The DemoNazis also say we don’t “need” AR-15s. The 2nd Amendment is not about what the government thinks we “need”.
Y’all don’t want SCOTUS making major decisions hinging on goofy gotcha games like bump stocks.
Bring a basic case already, like moving to a state prohibiting ownership of something lawfully owned elsewhere, filling an NFA Form 1 “make a firearm” and getting a “rights delayed are rights denied” case to court before it’s approved, or buying a US military standard M4 (exactly what the Founding Fathers has in mind).
Very well could be why the case was declined: it’s not the case petitioners want it to be, due to federal changes.
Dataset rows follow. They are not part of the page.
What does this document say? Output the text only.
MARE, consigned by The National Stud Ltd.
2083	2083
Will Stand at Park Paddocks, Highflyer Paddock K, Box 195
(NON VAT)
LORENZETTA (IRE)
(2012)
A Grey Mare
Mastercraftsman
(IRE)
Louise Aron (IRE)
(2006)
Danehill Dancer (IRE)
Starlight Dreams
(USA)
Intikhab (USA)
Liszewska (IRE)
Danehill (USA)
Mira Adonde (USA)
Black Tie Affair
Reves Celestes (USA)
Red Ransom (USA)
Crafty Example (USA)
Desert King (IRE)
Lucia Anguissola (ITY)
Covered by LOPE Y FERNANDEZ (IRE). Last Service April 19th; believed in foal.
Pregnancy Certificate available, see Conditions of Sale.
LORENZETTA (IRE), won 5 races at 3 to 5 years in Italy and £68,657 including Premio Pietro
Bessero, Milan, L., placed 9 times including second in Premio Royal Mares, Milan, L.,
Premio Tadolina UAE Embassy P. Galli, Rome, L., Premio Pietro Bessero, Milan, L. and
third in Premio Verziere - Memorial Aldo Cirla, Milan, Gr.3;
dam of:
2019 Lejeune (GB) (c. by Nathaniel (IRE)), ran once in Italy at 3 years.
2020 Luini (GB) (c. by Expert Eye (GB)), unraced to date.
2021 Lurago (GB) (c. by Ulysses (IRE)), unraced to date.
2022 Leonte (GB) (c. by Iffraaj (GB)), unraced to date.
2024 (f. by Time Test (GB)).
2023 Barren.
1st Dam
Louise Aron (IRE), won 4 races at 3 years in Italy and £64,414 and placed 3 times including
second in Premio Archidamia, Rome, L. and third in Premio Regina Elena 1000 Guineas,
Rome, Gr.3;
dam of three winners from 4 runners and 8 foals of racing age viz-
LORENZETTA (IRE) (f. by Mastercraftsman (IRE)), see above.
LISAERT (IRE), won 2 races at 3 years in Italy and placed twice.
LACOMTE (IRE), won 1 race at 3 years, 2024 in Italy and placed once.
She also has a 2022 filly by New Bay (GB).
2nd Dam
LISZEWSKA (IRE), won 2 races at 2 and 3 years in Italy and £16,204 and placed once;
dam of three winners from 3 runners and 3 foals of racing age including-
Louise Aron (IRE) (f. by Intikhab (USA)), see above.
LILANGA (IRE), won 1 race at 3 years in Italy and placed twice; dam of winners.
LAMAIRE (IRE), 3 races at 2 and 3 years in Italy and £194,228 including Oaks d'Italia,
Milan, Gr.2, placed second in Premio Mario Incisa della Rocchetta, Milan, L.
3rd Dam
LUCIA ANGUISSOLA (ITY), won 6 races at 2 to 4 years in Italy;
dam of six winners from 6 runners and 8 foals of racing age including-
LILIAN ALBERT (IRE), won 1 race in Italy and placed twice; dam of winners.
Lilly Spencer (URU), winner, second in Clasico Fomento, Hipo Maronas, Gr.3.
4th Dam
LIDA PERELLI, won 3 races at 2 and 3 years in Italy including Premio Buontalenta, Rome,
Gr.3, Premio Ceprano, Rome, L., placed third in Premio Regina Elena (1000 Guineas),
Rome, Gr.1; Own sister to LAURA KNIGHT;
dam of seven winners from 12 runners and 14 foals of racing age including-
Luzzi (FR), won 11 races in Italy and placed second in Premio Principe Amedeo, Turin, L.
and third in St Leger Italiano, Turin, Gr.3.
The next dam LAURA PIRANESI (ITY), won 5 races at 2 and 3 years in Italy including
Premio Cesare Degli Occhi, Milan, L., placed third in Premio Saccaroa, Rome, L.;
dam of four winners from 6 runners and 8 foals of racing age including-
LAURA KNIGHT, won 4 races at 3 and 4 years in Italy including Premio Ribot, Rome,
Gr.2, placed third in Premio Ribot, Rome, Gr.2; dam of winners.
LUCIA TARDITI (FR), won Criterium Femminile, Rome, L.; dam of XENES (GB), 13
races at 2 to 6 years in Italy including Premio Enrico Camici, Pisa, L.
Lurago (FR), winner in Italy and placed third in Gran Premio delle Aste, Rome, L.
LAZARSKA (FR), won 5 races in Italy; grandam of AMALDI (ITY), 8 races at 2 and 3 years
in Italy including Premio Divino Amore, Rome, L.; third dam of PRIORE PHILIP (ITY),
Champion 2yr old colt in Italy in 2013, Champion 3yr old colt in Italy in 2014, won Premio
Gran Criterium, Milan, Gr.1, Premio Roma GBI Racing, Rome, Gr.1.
Quite. There are far better hills to fight over right now. If y’all want to argue about the legal line for full auto, go after 922(o) already by filing a form 4 to buy a real M4.
Every time they address a Constitution matter it winds up
being a clothespin for the nose moment.
Hi ctdonath2, I hope you are well.
Although many (myself included) are disappointed that SCOTUS won’t take a 2A case, I understand the importance (to gun owners not the court) to select cases that are an egregious affront to the Second Amendment. I’ve often thought that the process would be much simpler for SCOTUS to issue an irregular (never been done) treatise on the Second Amendment. But, that won’t ever happen with their constrained authority. It is impossible for SCOTUS to take all gun cases. If they did, there would be no time for other cases.
I’ve sometimes thought that a “new” intermediate Court of Appeals should be created with the single purpose of hearing/deciding 2A cases. That way, all decisions would be decided by experts, and SCOTUS would only get the fluff.
What are your thoughts?
Gwjack
Bump stock ban. Challenging the requirement for an HQL.
Who knows. Maybe we can get rid of the AR-15 Ban.
It’s not complicated.
The right of the people to keep and bear arms shall not be infringed.
Common arms, sport and defense and hunting and war included, included.
Common people, all adult non-felons not otherwise adjudicated limited, included.
Get 1000 upstanding Selective Service registrants, with clean records, to demand their right to own an M4 - a both standard military arms, and as just a click away from being popular home defense & sporting rifles.
Don’t try to get the opposition to concede to establishing a special court devoted to complicating the issue.
Either rat finks or in on the plan.
“Bump stocks are just gimmicks. We don’t need them.”
The feds and MD have both violated the 2nd Amendment by passing and enforcing a bumpstock ban - and the failure of the USSC to address this and set things right is both absurd and unconscionable.
I would, however, far rather see Section 922(o) challenged and stricken from the US Code. The entire basis of the 1939 US v. Miller case, upholding the 1934 NFA, was that it was a tax; by eliminating the tax on post May, 1986 full autos, Section 922(o) has thus invalidated the US v. Miller decision...either that, or 922(o) is, itself, completely contrary to the law. In reality, BOTH the ‘34 NFA and 922(o) are violations of the 2nd Amendment (and, I would argue, also the 10th Amendment).
Aimed semi-auto fire is definitely more effective than full auto (or bumpstock) spray and pray, but we all have the RIGHT to a gun (or 20) with a Happy Switch if we want it.